The remains of a Francoist general who is believed to have ordered the shooting of Spain's most famous poet were relocated on Thursday from a Seville church following a new law which bans the glorification of key figures of Spain's dictatorship.


A small group of family members applauded as a van containing the remains of general Gonzalo Queipo de Llano, his wife and his right-hand man emerged from Seville's iconic Macarena basilica at 2:20 am, television images showed. Some people chanted "Viva Queipo!".   

Queipo de Llano ran a military campaign in the south during Spain's 1936-39 civil war and is believed to have given the green light to the shooting of thousands of people, including celebrated Spanish poet Federico Garcia Lorca.

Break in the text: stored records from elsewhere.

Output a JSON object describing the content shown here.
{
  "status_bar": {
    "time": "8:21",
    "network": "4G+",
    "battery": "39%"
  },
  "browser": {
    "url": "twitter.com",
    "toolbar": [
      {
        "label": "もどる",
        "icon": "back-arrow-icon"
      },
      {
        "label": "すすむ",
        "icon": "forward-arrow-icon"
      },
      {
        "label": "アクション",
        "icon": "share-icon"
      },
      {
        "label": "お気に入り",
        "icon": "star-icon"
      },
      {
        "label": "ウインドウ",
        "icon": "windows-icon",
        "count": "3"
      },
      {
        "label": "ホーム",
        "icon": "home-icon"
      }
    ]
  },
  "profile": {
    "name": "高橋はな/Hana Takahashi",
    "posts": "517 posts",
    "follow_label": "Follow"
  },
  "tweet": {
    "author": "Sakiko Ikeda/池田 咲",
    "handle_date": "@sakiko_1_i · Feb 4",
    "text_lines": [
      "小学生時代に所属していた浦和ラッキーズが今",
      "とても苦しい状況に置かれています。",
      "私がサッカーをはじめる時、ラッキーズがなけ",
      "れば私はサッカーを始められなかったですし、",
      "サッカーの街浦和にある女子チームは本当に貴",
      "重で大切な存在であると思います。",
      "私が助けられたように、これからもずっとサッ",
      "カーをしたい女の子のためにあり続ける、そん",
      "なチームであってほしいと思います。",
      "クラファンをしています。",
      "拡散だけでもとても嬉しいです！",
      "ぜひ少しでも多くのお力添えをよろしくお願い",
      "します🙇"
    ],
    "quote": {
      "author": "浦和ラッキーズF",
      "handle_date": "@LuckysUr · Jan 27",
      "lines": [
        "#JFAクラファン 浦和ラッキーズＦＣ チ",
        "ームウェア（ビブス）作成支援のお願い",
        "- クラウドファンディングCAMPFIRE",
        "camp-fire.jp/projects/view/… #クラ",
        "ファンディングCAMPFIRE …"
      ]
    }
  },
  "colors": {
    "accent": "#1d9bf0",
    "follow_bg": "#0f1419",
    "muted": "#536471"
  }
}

As his remains were being driven away from the church, Paqui Maqueda, an activist who campaigns to restore the memory of victims of the Franco regime, recited the names of family members who were executed by the rightist dictatorship.

"Honour and glory to the victims of Francoism!" she shouted.

The Macarena brotherhood, the Roman Catholic association that looks after the basilica, said the exhumations were carried out with the consent of the family members of the three people.

They were done to comply with the Democratic Memory law that came into effect last month, it added in a statement.

The law, which tackles the legacy of Franco's 1939-1975 dictatorship and the three-year civil war that preceded it, says leaders of the 1936 military coup that triggered the civil war may not remain buried in prominent public spaces other than a cemetery.

The brotherhood did not say to where Queipo de Llano's remains would be moved.

He was a member of the brotherhood and was buried in the Macarena basilica when he died in 1951.

Between 1936 and 1951, repression at the hands of Franco's forces claimed the lives of some 50,000 people in the southern region of Andalusia where Queipo de Llano operated, according to the regional government.

Spain's leftist government welcomed the exhumations.

"This is what we have to do as a democratic and civilised country," Deputy Prime Minister Yolanda Díaz told public television TVE.

But the leader of far-right party Vox, Santiago Abascal, accused the government of "profaning graves".

Socialist Prime Minister Pedro Sánchez has made the rehabilitation of the victims of the Franco era one of his priorities since coming to power in 2018.

In 2019 he had Franco's remains removed from a vast mausoleum near Madrid and transferred to a discreet family plot.